I want to drywall the ceiling or rafters in my garage attic. It was built with floor joists, and 3/4" plywood so it would be adequate for a storage room. Do I need to insulate before I drywall or do I go without? The garage is a stand alone 2 car garage. We live in Southern California (near the beach - no 100 degree heat) and the garage is neither heated or air conditioned. Thanks for any input.


----------



## Axecutioner-B (May 18, 2010)

I drywalled my garage without any insulation. I Live in Phoenix & i am niether heating nor air conditioning it. If you are not trying to control the temp inside it i see no reason why you would need to insulate


----------



## Scuba_Dave (Jan 16, 2009)

I do not have any plans to heat or AC my garage
But I'm still insulating everything, not that much $$
Much easier to do it before the drywall goes up
And if I ever need to heat or AC the space.....
Never know when I may need to throw some heat in there to work on something in the winter


----------



## Gary in WA (Mar 11, 2009)

Since it is a stand alone garage without a living space attached or above, it would be foolish to insulate it. Be sure you have ridge and soffit vents if the fire code for your area permits to remove any moisture from the just parked vehicles. 

Gary


----------



## fabrk8r (Feb 12, 2010)

In your climate I wouldn't worry about insulating it unless you plan to spend a lot of time in the garage working.

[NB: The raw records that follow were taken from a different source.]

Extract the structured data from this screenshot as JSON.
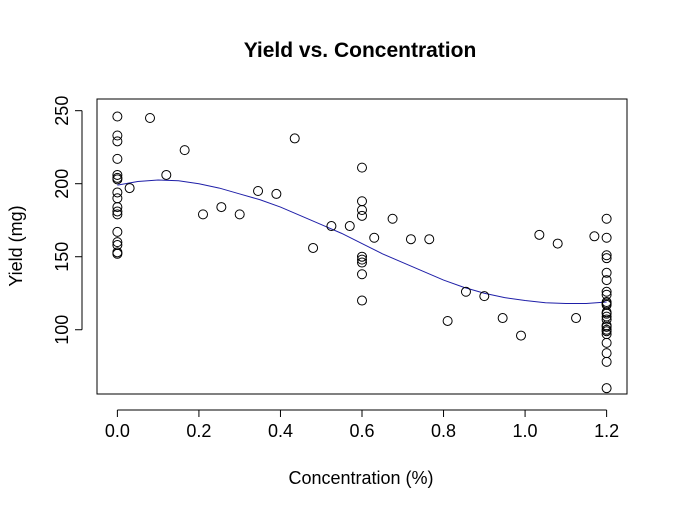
{
  "chart_data": {
    "type": "scatter",
    "title": "Yield vs. Concentration",
    "xlabel": "Concentration (%)",
    "ylabel": "Yield (mg)",
    "xlim": [
      -0.05,
      1.25
    ],
    "ylim": [
      56,
      258
    ],
    "xticks": [
      0.0,
      0.2,
      0.4,
      0.6,
      0.8,
      1.0,
      1.2
    ],
    "xtick_labels": [
      "0.0",
      "0.2",
      "0.4",
      "0.6",
      "0.8",
      "1.0",
      "1.2"
    ],
    "yticks": [
      100,
      150,
      200,
      250
    ],
    "ytick_labels": [
      "100",
      "150",
      "200",
      "250"
    ],
    "grid": false,
    "legend": "none",
    "colors": {
      "points": "#000000",
      "fit_line": "#1f1fa8"
    },
    "series": [
      {
        "type": "scatter",
        "x": [
          0.0,
          0.0,
          0.0,
          0.0,
          0.0,
          0.0,
          0.0,
          0.0,
          0.0,
          0.0,
          0.0,
          0.0,
          0.0,
          0.0,
          0.0,
          0.0,
          0.0,
          0.03,
          0.08,
          0.12,
          0.165,
          0.21,
          0.255,
          0.3,
          0.345,
          0.39,
          0.435,
          0.48,
          0.525,
          0.57,
          0.6,
          0.6,
          0.6,
          0.6,
          0.6,
          0.6,
          0.6,
          0.6,
          0.6,
          0.63,
          0.675,
          0.72,
          0.765,
          0.81,
          0.855,
          0.9,
          0.945,
          0.99,
          1.035,
          1.08,
          1.125,
          1.17,
          1.2,
          1.2,
          1.2,
          1.2,
          1.2,
          1.2,
          1.2,
          1.2,
          1.2,
          1.2,
          1.2,
          1.2,
          1.2,
          1.2,
          1.2,
          1.2,
          1.2,
          1.2,
          1.2,
          1.2,
          1.2,
          1.2,
          1.2,
          1.2
        ],
        "y": [
          246,
          233,
          229,
          217,
          206,
          204,
          203,
          194,
          190,
          184,
          181,
          179,
          167,
          160,
          158,
          153,
          152,
          197,
          245,
          206,
          223,
          179,
          184,
          179,
          195,
          193,
          231,
          156,
          171,
          171,
          211,
          188,
          182,
          178,
          150,
          148,
          146,
          138,
          120,
          163,
          176,
          162,
          162,
          106,
          126,
          123,
          108,
          96,
          165,
          159,
          108,
          164,
          176,
          163,
          151,
          149,
          139,
          134,
          126,
          124,
          119,
          117,
          112,
          109,
          107,
          103,
          99,
          97,
          91,
          78,
          60,
          102,
          118,
          111,
          100,
          84
        ]
      },
      {
        "type": "line",
        "name": "",
        "x": [
          0.0,
          0.05,
          0.1,
          0.15,
          0.2,
          0.25,
          0.3,
          0.35,
          0.4,
          0.45,
          0.5,
          0.55,
          0.6,
          0.65,
          0.7,
          0.75,
          0.8,
          0.85,
          0.9,
          0.95,
          1.0,
          1.05,
          1.1,
          1.15,
          1.2
        ],
        "y": [
          199,
          201.5,
          202.5,
          202,
          200,
          197,
          193,
          189,
          184,
          178,
          172,
          166,
          159,
          152,
          146,
          140,
          134,
          129,
          125,
          122,
          120,
          118.5,
          118,
          118,
          119
        ]
      }
    ]
  }
}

I drywalled (1/2") and insulated (R-13 papered) my detached garage sidewalls and ceiling because I spend alot of time in it during the entire year. I have a NG unit heater, but in the summer I just open the doors and run a box fan.

For me, a secondary benefit of insulating and drywalling is noise suppression. I like my stereo.


----------



## Scuba_Dave (Jan 16, 2009)

GBR in WA said:


> Since it is a stand alone garage without a living space attached or above, it would be foolish to insulate it. Be sure you have ridge and soffit vents if the fire code for your area permits to remove any moisture from the just parked vehicles.
> 
> Gary


Foolish to insulate a space ?
I find that idea foolish
Garages are used all the time for other purposes
A little advanced planning can save the next homeowner from more trouble


----------



## Gary in WA (Mar 11, 2009)

Unless the climate in Southern CA has changed a lot since I lived there for 6 months, to what benefit would insulation serve the storage items without heat or AC in a detached garage attic space as long as it is ventilated? Not all garages, keep it in context....... 

Gary


----------